Après deux années marquées par des fraudes internes, une incapacité à se différencier dans un paysage dominé par les géants français de l’affacturage et un process de vente qui n’a intéressé personne, la succursale française du groupe néerlandais quitte purement et simplement le marché. Portefeuille en extinction, financements stoppés depuis novembre 2025. Rideau.

Ce retrait prend une tout autre dimension lorsqu’on observe le contexte dans lequel il survient : la France traverse la pire crise de délais de paiement depuis plus d’une décennie. Selon une étude publiée par Coface début octobre, 86 % des entreprises subissent désormais des retards de paiement inter-entreprises, avec une moyenne de 50 jours, record européen. Et ces retards ne sont pas de simples irritants administratifs : ils étranglent la trésorerie des petites entreprises. Chaque jour, entre 40 et 50 PME françaises mettent la clé sous la porte, faute d’être payées à temps. Depuis le début de l’année, les dettes fournisseurs impayées ont déjà dépassé 3,4 milliards d’euros. Autrement dit : au moment où les entreprises ont le plus besoin d’être financées entre la facture émise et la facture encaissée, un factor bancaire européen décide de plier bagage.

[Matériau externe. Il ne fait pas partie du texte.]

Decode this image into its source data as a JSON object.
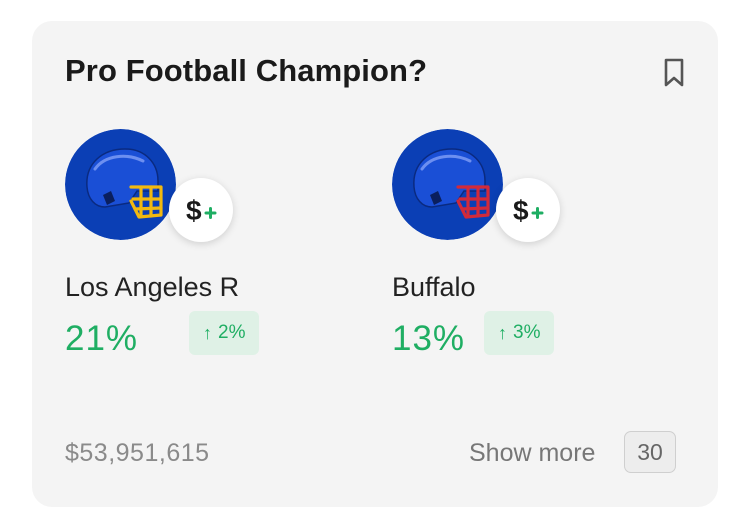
{
  "card": {
    "title": "Pro Football Champion?",
    "bookmark_icon": "bookmark-icon"
  },
  "markets": [
    {
      "team": "Los Angeles R",
      "probability": "21%",
      "change": "2%",
      "change_icon": "arrow-up-icon",
      "avatar_icon": "football-helmet-icon",
      "avatar_bg": "#0b3fb5",
      "helmet_facemask_color": "#f2b90f",
      "action_icon": "dollar-plus-icon"
    },
    {
      "team": "Buffalo",
      "probability": "13%",
      "change": "3%",
      "change_icon": "arrow-up-icon",
      "avatar_icon": "football-helmet-icon",
      "avatar_bg": "#0b3fb5",
      "helmet_facemask_color": "#d22a3a",
      "action_icon": "dollar-plus-icon"
    }
  ],
  "footer": {
    "volume": "$53,951,615",
    "show_more_label": "Show more",
    "more_count": "30"
  },
  "colors": {
    "positive": "#1fae63",
    "card_bg": "#f4f4f4"
  }
}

Derrière de cesser son activité affacturage sur le marché français, plusieurs facteurs convergent. D’abord, deux années marquées par des fraudes, qui ont mis en lumière des faiblesses dans les dispositifs de contrôle et alourdi le coût opérationnel de la succursale. Ensuite, un positionnement devenu difficile à défendre : ABN Amro Factor proposait une offre sensiblement comparable à celle des acteurs français, sans avantage particulier en matière de risque, de technologie ou de volumes, dans un marché historiquement dominé par les grands groupes bancaires nationaux. Enfin, le processus de cession engagé par la maison-mère n’a suscité aucune offre jugée satisfaisante, signe que la combinaison “portefeuille + modèle + risques” n’attirait plus les acheteurs potentiels. Face à ces impasses successives, le groupe a choisi la solution la plus nette : arrêter les financements et mettre le book en extinction. Pour les clients d’ABN Amro, la situation est immédiate : il faut trouver une solution de continuité.

Les grands factors historiques (BNP Paribas Factor, Eurofactor, BPCE Factor, Factofrance, Société Générale Factoring, La Banque Postale, HSBC Factoring, Delubac) restent là. Mais ils sont plus sélectifs que jamais, poussés par des exigences opérationnelles lourdes, une industrialisation des processus, un durcissement prudentiel et des volumes concentrés sur les ETI. Les PME “grisées”, celles qui vivent déjà avec des retards de paiement chroniques, ne sont plus prioritaires. C’est dans cet espace laissé vacant, entre des factors traditionnels plus sélectifs et un besoin croissant de financement ponctuel, que plusieurs fintechs se sont positionnées. Parmi elles, Defacto apparaît aujourd’hui comme l’un des acteurs les plus susceptibles de capter une partie de la demande émanant de PME fragilisées par les retards de paiement. Son modèle, fondé sur l’analyse automatisée des flux et le financement court terme, lui permet d’intervenir sur des besoins plus granuleux que ceux traités par l’affacturage classique.

L’arrêt d’ABN Amro Factor n’affaiblit pas seulement la diversité du marché : il confirme que les modèles intermédiaires, ni suffisamment industrialisés, ni suffisamment technologiques, ne tiennent plus. Le financement court terme se polarise entre les très grands (massifs, prudents, sélectifs) et les très agiles (rapides, API-first, orientés usage). Entre les deux, il n’y a plus d’espace. Les derniers exemples parlent d’eux-mêmes : arrêt de Silvr en juillet dernier, cessions des activités d’Hokodo et de Cash in Time, l’offre d’affacturage en ligne pour les TPE de Crédit Agricole relayées cette semaine par Mind Fintech.

Dans un pays où les retards de paiement sont devenus une menace systémique, où la survie de milliers de PME se joue désormais sur la rapidité d’un virement, l’arrêt d’un factor étranger n’est pas neutre. C’est un révélateur : seuls les acteurs capables de financer vite, de manière flexible et avec une lecture fine du risque continueront d’exister.